I believe that once our current crises, have been overcome, we will find ourselves at the dawn of a new set of breakthroughs in human understanding of the cosmos and human consciousness, of the fundamentals of physics and biology, which will rival the Renaissance and the Enlightenment as milestones on the path of human development.

A far richer inner life, surrounded by less of the gaudy baubles of consumerism. Things should be built to last longer, the wasteful and ever-changing nature of fashion (particularly in the automotive industry!) will be replaced by standards and classic designs that have stood the test of time, rather than novelties for one season or two.

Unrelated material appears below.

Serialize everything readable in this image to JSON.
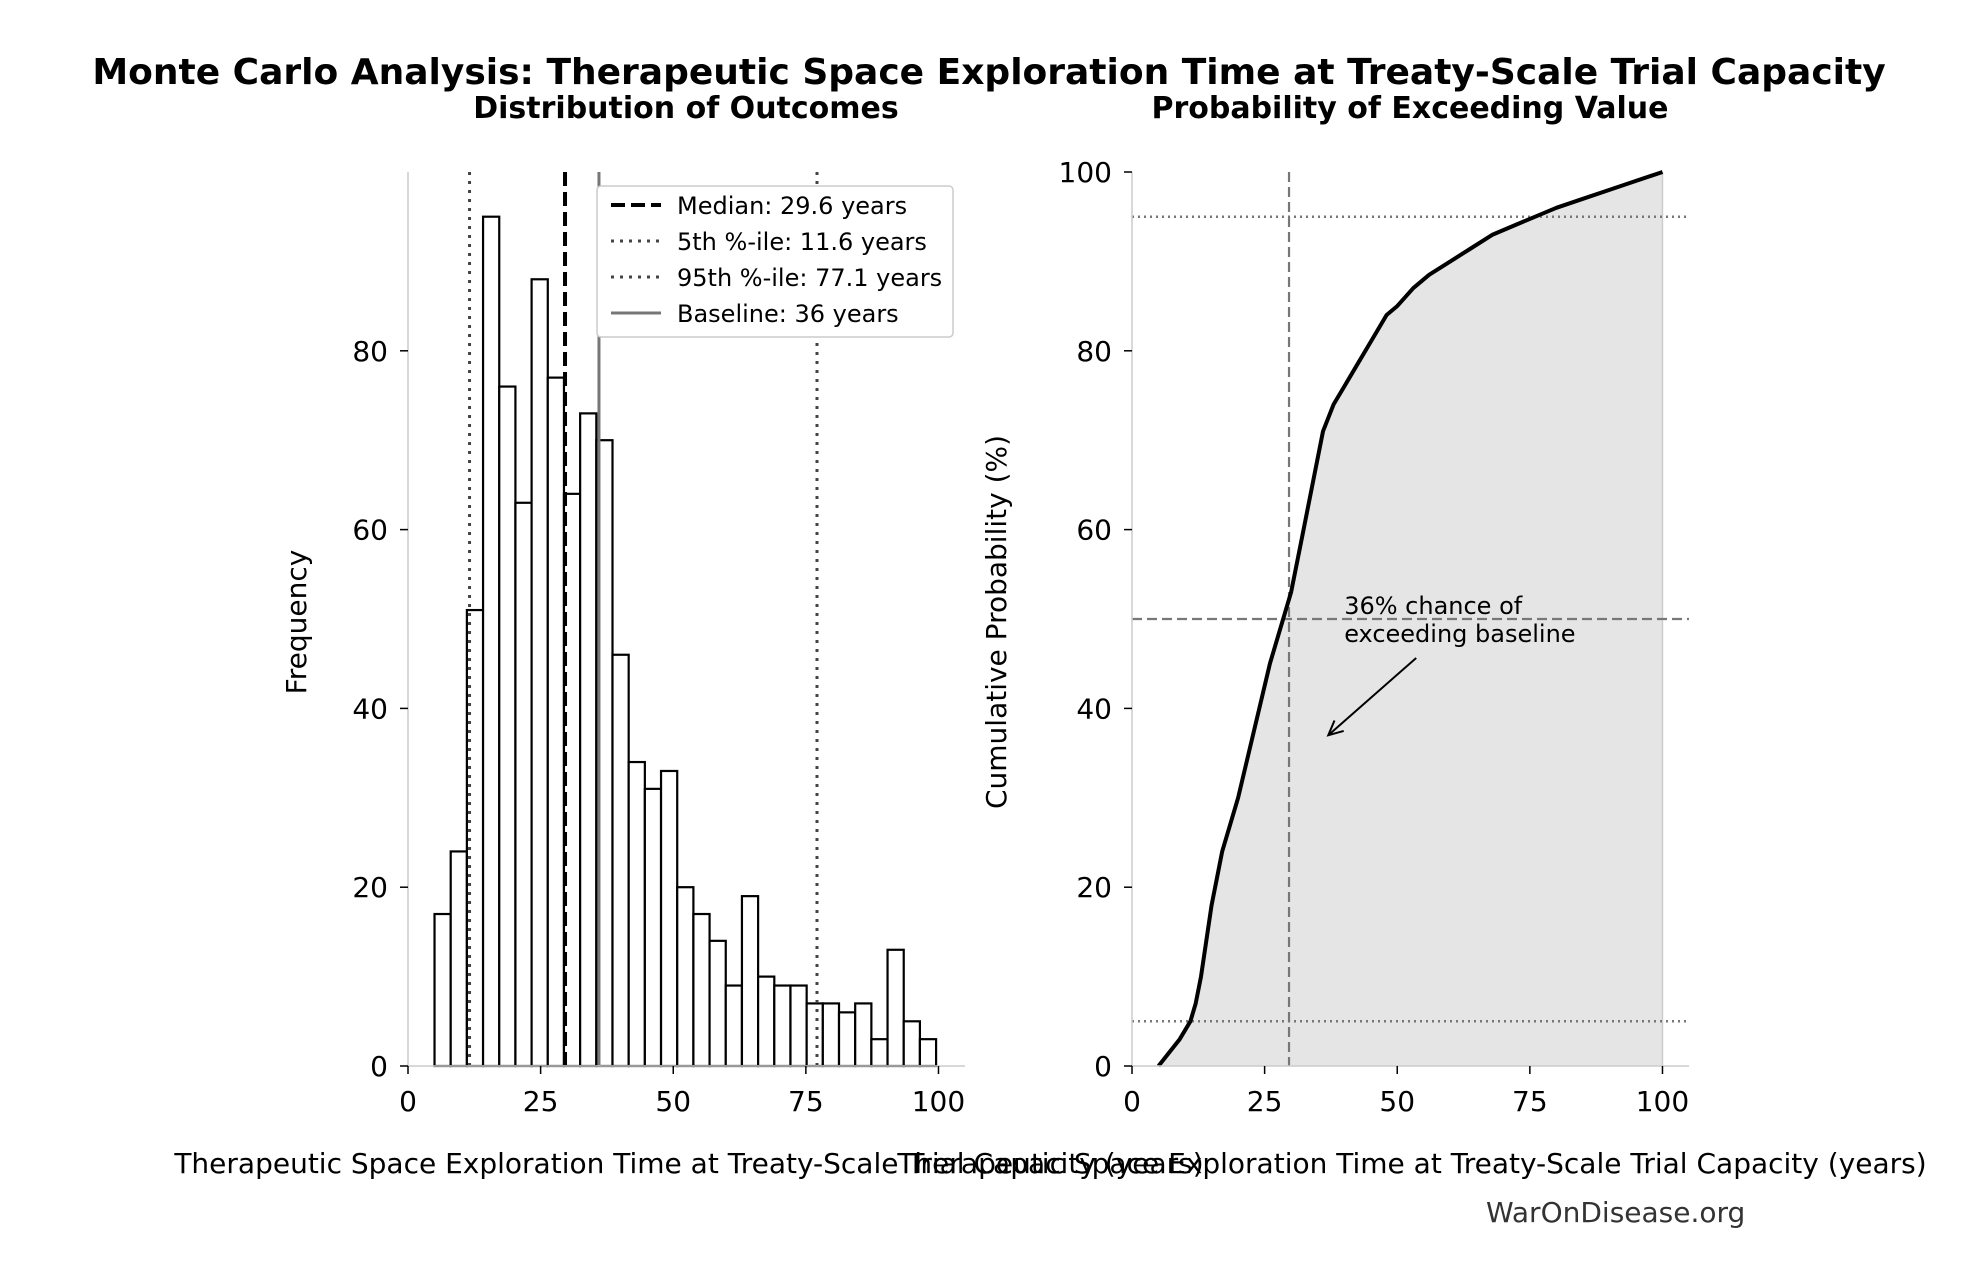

Capitalism (I don’t like that word – I prefer ‘a free market regulated by a democratic society’) will be battered into a new shape by new consumer behaviours and needs. Would you rather spend €40,000 on a car that will last you five years, which you then sell for €10,000, or €60,000 on a car that will last you fifty years, and will still have a lot of life and value in it when you (or your heirs!) finally come to sell it? The circular economy will become a reality (maybe under a new name – who remembers that the online world was once named the ‘information superhighway’?).

Moving from growth to de-growth without mass unemployment is feasible in the long run, the only question is – whether we have enough time left.

Walk more – travel less – don’t waste food – make your consumer choices consciously.